Nun findet eine schmerzvollere Episode ihren Weg ins autofiktionale Kino: die Demenz von ihrem Vater Ole. Er litt die letzten zehn Jahre seines Lebens am Benson-Syndrome und hatte eine Verbindung zum französischen Gymnasium in Wien. Im echten Leben wie im Film (verkörpert von Pascal Greggory) war ihr Vater ebenfalls Philosophie-Professor. Die Worte und Gedanken sind seine Welt. Eine Welt, die ihm langsam abhandenkommt.
Seine Tochter, toll gespielt von Léa Seydoux als ein Alter Ego der Regisseurin namens Sandra, ist die Protagonistin des Films. Sie ist Mitte 30, arbeitet als Dolmetscherin und ist die Mutter einer achtjährigen Tochter. Als es ihrem Vater zunehmend schlechter geht, muss sie für ihn ein Pflegeheim finden und seine Wohnung räumen – mit all den vielen Büchern, die das Leben ihres Vaters ausmachten.
Es ist eine persönliche Art des Dolmetschens für einen geliebten Menschen, der langsam seine Sprache verliert. Mitten in diese schwierige Zeit tritt plötzlich ihr alter Bekannter Clément in ihr Leben. Mit dem verheirateten Mann beginnt sie eine leidenschaftliche Romanze.
Hansen-Løves Film "An einem schönen Morgen" ("Un beau matin") ist mit melancholischer Zärtlichkeit erzählt.
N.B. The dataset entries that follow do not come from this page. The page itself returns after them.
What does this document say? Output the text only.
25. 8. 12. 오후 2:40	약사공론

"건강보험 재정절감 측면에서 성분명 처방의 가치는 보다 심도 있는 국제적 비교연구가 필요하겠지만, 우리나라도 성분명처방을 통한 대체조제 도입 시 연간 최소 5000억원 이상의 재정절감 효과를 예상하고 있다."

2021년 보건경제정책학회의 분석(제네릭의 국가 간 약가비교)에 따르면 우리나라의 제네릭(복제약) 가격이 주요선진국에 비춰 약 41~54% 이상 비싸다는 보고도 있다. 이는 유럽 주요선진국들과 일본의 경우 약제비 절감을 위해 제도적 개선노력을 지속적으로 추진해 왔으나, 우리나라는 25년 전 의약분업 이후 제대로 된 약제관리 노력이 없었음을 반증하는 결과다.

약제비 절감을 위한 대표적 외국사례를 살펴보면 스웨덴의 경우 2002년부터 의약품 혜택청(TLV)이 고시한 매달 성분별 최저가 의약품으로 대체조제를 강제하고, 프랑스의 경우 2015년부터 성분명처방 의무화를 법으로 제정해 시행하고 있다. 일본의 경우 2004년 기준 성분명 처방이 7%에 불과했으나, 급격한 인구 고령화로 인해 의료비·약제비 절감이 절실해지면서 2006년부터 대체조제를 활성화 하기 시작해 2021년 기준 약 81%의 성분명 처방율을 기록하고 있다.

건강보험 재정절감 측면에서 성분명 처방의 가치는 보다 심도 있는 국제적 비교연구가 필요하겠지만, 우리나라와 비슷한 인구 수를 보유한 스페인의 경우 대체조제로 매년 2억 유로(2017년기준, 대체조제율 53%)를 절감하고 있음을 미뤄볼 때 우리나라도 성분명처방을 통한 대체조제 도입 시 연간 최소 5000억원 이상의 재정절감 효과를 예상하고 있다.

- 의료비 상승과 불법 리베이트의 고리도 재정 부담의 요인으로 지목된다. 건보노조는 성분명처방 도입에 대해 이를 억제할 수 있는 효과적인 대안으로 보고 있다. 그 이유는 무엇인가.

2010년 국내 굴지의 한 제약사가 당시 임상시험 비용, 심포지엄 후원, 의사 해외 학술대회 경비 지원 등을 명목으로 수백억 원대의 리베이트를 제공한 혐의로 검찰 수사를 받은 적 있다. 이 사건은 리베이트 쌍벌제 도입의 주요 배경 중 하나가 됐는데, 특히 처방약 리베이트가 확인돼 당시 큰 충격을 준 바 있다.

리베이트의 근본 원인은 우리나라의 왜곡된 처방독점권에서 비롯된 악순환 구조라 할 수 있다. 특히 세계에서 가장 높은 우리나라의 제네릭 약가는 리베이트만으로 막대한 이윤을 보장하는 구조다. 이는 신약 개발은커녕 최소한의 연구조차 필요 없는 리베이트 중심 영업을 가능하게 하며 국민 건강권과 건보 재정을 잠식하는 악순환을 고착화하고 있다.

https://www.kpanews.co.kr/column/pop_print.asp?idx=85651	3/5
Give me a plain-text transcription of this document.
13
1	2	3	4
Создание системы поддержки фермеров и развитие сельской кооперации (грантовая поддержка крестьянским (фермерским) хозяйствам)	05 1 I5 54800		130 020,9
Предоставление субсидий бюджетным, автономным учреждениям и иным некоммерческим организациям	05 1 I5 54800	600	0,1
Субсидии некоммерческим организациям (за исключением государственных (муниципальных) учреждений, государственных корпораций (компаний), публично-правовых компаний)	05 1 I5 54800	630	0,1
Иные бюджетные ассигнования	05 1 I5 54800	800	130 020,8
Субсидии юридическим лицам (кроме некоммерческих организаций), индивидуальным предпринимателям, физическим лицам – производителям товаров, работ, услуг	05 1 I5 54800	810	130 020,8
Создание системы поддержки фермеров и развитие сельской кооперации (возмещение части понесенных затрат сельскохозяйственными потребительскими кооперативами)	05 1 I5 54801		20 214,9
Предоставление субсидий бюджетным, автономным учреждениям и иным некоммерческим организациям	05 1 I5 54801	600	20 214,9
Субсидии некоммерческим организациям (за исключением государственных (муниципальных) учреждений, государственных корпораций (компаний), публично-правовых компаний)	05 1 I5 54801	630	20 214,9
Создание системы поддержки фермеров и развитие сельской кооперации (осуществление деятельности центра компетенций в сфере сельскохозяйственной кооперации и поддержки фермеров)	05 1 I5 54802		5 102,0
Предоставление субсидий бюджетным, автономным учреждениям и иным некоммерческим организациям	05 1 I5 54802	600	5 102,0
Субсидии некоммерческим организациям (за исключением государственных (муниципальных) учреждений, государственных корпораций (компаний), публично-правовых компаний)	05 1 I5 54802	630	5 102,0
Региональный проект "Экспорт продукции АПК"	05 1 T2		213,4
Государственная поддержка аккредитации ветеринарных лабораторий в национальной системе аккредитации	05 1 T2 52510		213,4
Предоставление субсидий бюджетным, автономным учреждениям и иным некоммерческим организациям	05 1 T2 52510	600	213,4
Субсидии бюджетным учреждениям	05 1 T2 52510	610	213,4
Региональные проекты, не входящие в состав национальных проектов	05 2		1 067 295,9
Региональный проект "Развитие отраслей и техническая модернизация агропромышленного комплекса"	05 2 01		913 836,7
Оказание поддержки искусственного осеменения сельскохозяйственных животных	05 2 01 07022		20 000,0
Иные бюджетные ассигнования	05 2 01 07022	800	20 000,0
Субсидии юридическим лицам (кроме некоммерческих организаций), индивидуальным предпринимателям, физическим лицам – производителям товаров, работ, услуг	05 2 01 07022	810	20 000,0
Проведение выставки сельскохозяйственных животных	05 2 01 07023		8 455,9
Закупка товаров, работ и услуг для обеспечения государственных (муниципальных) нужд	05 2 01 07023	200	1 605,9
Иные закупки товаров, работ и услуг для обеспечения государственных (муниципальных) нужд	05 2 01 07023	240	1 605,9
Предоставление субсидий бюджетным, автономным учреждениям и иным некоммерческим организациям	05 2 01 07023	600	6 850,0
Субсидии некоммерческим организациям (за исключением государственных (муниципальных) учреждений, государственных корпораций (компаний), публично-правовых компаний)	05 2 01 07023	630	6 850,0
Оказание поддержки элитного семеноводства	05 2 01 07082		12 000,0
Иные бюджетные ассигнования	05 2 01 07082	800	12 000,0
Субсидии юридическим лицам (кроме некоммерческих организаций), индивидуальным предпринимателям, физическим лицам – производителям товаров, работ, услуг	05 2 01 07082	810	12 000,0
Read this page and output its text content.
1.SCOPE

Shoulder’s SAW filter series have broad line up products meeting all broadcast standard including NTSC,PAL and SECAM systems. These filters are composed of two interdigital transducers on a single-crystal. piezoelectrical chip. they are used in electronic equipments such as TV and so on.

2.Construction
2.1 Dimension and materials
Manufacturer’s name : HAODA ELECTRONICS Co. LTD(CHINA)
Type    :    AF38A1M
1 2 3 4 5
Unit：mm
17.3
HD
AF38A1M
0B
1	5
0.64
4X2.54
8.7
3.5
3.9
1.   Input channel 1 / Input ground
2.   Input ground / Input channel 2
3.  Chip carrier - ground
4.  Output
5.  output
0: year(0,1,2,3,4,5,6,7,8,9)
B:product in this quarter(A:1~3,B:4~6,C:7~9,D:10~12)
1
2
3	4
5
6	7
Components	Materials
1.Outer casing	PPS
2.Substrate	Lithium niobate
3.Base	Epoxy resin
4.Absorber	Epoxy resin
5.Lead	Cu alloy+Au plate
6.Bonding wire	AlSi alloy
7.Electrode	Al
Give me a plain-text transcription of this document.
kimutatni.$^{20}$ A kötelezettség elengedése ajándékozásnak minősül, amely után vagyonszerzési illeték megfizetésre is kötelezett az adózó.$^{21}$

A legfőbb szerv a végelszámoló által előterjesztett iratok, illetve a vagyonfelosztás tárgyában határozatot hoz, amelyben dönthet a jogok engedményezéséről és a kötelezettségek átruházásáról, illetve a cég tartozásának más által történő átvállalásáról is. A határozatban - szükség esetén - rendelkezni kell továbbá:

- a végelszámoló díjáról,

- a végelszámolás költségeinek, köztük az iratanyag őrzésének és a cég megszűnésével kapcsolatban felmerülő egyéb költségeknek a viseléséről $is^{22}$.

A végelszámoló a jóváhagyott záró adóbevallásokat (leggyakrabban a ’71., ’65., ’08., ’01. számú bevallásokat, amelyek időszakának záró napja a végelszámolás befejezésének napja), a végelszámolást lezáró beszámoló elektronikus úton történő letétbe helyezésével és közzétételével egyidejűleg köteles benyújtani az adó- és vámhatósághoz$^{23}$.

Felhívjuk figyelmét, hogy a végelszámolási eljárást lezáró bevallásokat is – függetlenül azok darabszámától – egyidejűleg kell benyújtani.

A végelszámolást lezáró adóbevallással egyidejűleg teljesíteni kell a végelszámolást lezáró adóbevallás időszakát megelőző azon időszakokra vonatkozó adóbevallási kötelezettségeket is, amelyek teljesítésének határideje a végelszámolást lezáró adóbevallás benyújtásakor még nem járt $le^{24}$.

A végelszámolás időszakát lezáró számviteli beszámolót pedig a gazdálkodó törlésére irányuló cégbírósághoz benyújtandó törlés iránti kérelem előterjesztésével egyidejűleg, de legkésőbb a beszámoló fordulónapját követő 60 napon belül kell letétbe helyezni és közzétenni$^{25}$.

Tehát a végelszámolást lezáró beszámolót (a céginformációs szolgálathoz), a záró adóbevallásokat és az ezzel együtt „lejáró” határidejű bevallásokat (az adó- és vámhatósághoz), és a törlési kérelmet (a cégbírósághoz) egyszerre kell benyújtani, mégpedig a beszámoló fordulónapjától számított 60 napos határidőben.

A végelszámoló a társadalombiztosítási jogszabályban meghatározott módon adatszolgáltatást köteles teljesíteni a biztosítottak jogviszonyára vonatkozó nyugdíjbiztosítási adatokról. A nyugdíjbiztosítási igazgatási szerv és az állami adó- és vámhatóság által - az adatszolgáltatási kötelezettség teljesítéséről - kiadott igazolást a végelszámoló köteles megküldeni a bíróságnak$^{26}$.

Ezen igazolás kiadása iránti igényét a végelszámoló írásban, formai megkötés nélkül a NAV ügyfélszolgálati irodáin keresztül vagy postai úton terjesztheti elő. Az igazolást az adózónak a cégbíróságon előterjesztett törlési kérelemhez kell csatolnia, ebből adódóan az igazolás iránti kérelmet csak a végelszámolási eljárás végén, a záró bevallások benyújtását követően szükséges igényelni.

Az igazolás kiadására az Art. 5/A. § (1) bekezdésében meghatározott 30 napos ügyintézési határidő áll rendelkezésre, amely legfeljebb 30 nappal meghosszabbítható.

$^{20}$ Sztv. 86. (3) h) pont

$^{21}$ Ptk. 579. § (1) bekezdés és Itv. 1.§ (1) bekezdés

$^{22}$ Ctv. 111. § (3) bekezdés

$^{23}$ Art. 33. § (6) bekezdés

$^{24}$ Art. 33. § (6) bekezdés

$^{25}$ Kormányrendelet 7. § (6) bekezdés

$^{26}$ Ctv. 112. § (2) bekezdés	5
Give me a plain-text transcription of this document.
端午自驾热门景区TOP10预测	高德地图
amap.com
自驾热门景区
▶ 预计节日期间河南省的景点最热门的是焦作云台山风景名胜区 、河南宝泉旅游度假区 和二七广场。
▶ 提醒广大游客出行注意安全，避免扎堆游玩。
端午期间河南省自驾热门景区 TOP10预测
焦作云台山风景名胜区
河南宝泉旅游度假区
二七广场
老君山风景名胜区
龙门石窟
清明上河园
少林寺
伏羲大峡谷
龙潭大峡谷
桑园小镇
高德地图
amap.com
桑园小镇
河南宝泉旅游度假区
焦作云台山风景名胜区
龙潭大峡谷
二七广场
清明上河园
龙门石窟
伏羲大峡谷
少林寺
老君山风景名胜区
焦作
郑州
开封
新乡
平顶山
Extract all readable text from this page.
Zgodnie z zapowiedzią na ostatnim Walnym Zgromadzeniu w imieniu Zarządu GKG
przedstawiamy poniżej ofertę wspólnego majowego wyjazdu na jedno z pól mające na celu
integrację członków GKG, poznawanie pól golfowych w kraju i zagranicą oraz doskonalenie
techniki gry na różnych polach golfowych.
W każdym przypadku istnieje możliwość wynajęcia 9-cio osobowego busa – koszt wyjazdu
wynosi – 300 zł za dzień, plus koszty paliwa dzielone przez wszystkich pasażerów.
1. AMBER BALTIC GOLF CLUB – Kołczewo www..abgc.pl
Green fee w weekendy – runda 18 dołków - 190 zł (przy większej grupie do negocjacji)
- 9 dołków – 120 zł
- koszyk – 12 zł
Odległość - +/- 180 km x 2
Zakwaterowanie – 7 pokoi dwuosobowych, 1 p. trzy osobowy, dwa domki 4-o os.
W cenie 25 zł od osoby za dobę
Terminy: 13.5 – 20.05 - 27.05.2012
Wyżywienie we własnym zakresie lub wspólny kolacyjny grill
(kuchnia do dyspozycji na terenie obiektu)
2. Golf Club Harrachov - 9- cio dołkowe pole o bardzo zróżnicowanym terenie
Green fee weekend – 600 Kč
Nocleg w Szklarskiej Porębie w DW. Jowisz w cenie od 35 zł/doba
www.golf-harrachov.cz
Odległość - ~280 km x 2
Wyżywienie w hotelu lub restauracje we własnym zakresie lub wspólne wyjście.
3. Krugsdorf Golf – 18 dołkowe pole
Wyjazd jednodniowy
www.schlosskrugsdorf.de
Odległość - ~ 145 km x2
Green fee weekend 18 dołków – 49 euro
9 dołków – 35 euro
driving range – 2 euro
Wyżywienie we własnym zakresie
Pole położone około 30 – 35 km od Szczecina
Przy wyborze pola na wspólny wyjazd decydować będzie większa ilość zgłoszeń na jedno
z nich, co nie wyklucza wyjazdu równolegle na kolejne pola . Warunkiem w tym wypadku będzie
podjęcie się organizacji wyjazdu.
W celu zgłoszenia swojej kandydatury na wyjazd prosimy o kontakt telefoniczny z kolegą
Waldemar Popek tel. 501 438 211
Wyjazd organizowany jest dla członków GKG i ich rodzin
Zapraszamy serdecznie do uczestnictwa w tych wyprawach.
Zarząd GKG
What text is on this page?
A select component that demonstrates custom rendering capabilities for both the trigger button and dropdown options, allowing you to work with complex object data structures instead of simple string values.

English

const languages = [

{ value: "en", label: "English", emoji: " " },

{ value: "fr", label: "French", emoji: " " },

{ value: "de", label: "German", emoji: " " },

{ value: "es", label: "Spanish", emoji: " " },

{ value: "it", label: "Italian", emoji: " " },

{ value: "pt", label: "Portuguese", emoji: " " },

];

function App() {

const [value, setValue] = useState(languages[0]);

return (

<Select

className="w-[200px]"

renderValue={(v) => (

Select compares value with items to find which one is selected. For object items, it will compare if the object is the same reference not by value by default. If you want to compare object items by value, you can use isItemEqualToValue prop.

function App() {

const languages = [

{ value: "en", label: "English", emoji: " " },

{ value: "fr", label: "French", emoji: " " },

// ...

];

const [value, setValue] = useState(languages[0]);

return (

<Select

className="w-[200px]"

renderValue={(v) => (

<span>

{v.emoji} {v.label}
Kurz nach dem Tod ihres eigenen Vaters entstanden, ist das Werk der französischen Filmemacherin ein analog gedrehter Abschiedsfilm – mit wenig Bitterkeit, viel Sonne und einer Hommage an Paris.

Der schöne Morgenfilm ist dabei sehr französisch und weniger künstlerisch-intellektuell als der Ausflug zur schwedischen Insel Fårö in "Bergman Island". Und auch wenn im bürgerlichen Frankreich viel diskutiert wird, drücken der Film und Hollywoodstar Léa Seydoux ("The French Dispatch", "Crimes of the Future") die gemischten Gefühle abseits der Worte gut aus.
Das macht ihn zu einem kleinen, unspektakulären, aber angenehmen und einfühlsamen Episode auf Mia Hansen-Løves autofiktionaler Reise.
"An einem schönen Morgen" feierte seine Premiere heuer in Cannes und war im Programm der Viennale.